NAMES.DIRECTORY_PATH= (TNSNAMES, EZCONNECT)

...then you'll be able to use "the Easy Connect Naming Method".

If you're brave you can also add LDAP and ONAMES into the mix. But that's outside the scope of this rant.

This EZCONNECT syntax really is a bit easier than the alternatives, so I don't think their attempt at ironic naming was a complete success ;).

Oracle Home.

Now I mentioned that some people will tell you that tnsnames.ora is located in ORACLE HOME\NETWORK\ADMIN

I'll cover what that means, but first I have to tell you, No! tnsnames.ora is not necessarily located in ORACLE HOME\NETWORK\ADMIN. It can be located anywhere! That's what the TNS_ADMIN environment variable is for: for allowing it to be located anywhere, irrespective of where "ORACLE HOME" is. (Your friendly system admins may locate tnsnames.ora on a network drive where it is easier to administer en-masse.)

Now what is this "Oracle Home" business, hmm?

That is the third mirror down the first hallway on the right. It is a dead end. But I will tell you about it anyway.

When (or rather "if, against all common sense") you installed Oracle, it will have been installed into a location that it refers to as the "Oracle Home".

It's possible that there is an environment variable called "ORACLE_HOME". But failing that -- the value of "Oracle Home" may be stored in the registry.
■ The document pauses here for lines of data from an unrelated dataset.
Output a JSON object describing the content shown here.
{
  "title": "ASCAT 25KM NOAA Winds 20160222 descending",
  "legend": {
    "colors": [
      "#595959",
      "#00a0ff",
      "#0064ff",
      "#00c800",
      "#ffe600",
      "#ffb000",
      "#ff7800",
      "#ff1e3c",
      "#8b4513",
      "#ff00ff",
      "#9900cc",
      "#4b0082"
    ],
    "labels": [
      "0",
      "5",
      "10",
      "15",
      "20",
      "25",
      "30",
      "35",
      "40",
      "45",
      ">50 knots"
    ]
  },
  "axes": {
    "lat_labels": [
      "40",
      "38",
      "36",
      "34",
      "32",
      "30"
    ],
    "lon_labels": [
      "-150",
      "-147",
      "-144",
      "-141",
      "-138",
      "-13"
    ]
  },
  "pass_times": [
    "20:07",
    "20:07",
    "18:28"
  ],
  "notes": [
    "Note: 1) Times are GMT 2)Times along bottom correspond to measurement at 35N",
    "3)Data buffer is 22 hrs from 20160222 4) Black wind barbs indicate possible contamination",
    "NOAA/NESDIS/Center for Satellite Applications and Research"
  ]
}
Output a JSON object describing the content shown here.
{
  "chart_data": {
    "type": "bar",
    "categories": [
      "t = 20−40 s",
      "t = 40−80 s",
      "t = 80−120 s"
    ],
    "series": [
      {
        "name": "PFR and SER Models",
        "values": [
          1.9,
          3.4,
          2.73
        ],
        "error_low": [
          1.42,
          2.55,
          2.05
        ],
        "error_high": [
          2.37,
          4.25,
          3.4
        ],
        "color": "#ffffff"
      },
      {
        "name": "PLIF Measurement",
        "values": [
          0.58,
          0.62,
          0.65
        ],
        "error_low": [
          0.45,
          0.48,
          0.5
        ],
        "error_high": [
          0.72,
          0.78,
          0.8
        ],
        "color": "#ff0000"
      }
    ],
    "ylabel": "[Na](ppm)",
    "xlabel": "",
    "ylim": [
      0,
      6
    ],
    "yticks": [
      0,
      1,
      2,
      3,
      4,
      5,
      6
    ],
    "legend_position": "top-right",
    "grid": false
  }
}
Where in the registry, exactly? Any one of these places my poor dear friend.

HKEY_LOCAL_MACHINE\SOFTWARE\ORACLE
HKEY_LOCAL_MACHINE\SOFTWARE\ORACLE\HOMEID
HKEY_LOCAL_MACHINE\SOFTWARE\ORACLE\ALL_HOMES
HKEY_LOCAL_MACHINE\SYSTEM\CurrentControlSet\Services

But as long as TNS_ADMIN is set correctly, you don't need to worry about those registry entries, or the absence of an ORACLE_HOME environment variable.

Okay, that's all I wanted to say about Oracle connection strings. In order to cleanse your mind of this horrible mess, I suggest you learn about how .net locates an assembly at runtime or look into error handling with asp.net MVC.